The event consisted of an opening address given by Kieran O’Donnell - Minister of State at the Department of Housing, who presented the current state of play of Building renovation strategy in Ireland. This was followed by a panel focusing on the practical challenges for Irish consumers in renovating their homes and buildings as well as on upcoming policy changes in the sector and their implications. In addition, the access to finance and what financial instruments are available for those considering retrofitting their homes and buildings, was also discussed.
DG ENER Policy Officer Julien Tami from the European Commission was part of the panel discussion, putting an emphasis on EU policy framework that impacts the build environment, most notably the Energy Performance of Buildings Directive (EPBD) and more generally, the Fit for 55 package. Thereby, it was highlighted that the EPBD is also encouraging Member States to put in place a support framework to the most vulnerable households in terms of funding and technical assistance.
The other panellists included representatives from the financing sector – (AIB Homes, a mortgage retail bank), Sustainable Energy Authority of Ireland, which provides one-stop-shop and implement grant funding schemes on behalf of the Irish Government, but also representatives from the construction industry such as the Irish Construction Industry Federation and Kingspan Insulation Ireland, a global building materials company.
A representative of the Irish Citizen-led Renovation pilot Triple SEC was also part of the audience, thereby identifying various gaps within the system. Namely, there are not enough qualified people to carry out retrofitting despite a high demand for it and a lack of visas issued for tradespeople, which makes it difficult to recruit them from other countries. In addition, there is a need for access to more loans in order to cover the cost of retrofitting but also a lack of incentives for landlords to invest in retrofitting. Possible solutions for overcoming these current obstacles were discussed with the audience, suggesting a scheme for tenants to pursue retrofitting on behalf of the landlord and to get a reduction of the energy bills in return.
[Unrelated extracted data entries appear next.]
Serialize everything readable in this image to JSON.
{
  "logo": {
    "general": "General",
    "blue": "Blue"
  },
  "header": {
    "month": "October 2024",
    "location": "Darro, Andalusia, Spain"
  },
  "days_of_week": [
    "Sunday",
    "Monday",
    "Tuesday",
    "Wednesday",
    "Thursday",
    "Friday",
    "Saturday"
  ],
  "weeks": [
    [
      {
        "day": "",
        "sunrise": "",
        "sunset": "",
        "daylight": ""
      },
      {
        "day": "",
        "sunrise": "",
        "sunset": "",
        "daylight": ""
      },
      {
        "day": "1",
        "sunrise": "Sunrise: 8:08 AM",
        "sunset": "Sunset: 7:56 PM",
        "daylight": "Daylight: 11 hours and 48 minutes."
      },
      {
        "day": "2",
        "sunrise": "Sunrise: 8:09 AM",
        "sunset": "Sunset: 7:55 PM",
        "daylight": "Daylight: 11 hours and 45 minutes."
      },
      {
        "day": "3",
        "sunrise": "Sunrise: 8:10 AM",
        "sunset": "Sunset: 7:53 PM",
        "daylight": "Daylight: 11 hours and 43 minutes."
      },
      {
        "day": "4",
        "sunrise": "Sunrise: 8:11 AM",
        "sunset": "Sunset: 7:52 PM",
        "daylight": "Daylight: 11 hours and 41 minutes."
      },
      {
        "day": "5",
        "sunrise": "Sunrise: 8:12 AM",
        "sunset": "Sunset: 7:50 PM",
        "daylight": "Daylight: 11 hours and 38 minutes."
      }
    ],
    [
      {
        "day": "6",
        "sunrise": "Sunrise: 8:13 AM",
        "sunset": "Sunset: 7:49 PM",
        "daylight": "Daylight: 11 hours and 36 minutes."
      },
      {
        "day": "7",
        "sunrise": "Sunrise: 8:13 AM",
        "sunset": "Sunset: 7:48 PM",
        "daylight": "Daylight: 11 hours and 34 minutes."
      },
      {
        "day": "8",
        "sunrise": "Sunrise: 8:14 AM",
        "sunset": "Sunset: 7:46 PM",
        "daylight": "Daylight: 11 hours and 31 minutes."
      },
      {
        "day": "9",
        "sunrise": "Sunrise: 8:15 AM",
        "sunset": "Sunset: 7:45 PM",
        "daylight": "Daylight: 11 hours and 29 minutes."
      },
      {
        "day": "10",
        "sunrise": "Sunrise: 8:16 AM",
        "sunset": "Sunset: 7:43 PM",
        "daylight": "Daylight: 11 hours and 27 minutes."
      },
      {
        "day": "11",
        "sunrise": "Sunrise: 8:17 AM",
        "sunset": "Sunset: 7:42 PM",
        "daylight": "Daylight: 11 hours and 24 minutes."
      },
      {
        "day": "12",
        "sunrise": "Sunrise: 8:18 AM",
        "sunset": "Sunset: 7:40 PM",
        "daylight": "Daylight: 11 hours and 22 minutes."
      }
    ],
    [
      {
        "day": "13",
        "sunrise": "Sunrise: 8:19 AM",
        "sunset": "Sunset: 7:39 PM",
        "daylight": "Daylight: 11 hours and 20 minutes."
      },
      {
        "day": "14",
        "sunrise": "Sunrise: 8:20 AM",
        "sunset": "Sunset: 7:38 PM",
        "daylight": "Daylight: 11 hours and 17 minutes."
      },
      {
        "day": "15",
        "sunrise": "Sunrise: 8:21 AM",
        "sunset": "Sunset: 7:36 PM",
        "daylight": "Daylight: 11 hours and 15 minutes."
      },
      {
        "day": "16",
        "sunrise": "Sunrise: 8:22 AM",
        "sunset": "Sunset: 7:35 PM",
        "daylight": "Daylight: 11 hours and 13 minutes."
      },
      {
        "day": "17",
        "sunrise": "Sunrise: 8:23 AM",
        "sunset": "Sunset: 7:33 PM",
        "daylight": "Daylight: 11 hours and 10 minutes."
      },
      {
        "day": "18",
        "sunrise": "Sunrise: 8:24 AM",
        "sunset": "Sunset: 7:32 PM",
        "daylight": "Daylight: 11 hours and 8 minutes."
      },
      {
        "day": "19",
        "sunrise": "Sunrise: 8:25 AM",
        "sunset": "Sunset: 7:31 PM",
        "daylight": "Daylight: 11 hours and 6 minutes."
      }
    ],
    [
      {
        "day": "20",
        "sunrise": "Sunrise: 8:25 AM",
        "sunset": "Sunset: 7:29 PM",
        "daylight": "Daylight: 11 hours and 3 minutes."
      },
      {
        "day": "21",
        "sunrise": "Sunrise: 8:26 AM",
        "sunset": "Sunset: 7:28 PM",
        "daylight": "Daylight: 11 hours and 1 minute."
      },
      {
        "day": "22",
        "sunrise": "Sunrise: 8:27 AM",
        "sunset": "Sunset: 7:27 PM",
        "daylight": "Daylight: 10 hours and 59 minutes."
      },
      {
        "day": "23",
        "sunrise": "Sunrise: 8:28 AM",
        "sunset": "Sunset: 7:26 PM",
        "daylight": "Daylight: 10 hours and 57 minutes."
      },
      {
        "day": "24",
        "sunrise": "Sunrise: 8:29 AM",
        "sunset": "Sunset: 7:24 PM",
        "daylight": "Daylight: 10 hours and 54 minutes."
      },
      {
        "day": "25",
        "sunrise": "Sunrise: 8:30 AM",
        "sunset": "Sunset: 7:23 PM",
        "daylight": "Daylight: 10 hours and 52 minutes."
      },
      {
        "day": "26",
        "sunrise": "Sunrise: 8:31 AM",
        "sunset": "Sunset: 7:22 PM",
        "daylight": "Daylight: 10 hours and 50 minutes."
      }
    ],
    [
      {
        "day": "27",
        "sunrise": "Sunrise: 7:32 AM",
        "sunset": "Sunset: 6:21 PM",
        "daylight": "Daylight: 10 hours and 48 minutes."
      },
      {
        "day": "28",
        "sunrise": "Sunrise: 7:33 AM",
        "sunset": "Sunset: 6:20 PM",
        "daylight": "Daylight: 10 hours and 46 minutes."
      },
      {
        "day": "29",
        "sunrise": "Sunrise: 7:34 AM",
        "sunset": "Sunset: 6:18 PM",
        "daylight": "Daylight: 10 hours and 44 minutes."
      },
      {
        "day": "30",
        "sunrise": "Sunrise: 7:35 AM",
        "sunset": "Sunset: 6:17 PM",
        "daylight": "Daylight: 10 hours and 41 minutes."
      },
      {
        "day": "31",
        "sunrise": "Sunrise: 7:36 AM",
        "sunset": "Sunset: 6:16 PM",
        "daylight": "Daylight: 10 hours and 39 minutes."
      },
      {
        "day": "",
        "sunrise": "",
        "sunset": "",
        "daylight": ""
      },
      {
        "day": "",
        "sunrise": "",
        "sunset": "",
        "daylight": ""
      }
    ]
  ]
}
Overall, the event provided the opportunity to have an overview of current implementations of the Irish long-term renovation strategy and to recognize the major potential for sustainable home renovations in Ireland but also where gaps within the system are still present in the execution of solutions. Ireland has a strong decarbonisation target for the residential sector, with the ambition to retrofit almost 30% of the residential housing stock (500.000 homes) to B2 rating (below 149 kWh/m2 per year) by 2050 and install over 400.000 heat pumps by 2030.
The overall event gathered around 80-100 in-persons participants, including some stands from financial institutions, one-stop-shops, construction as well as appliances companies.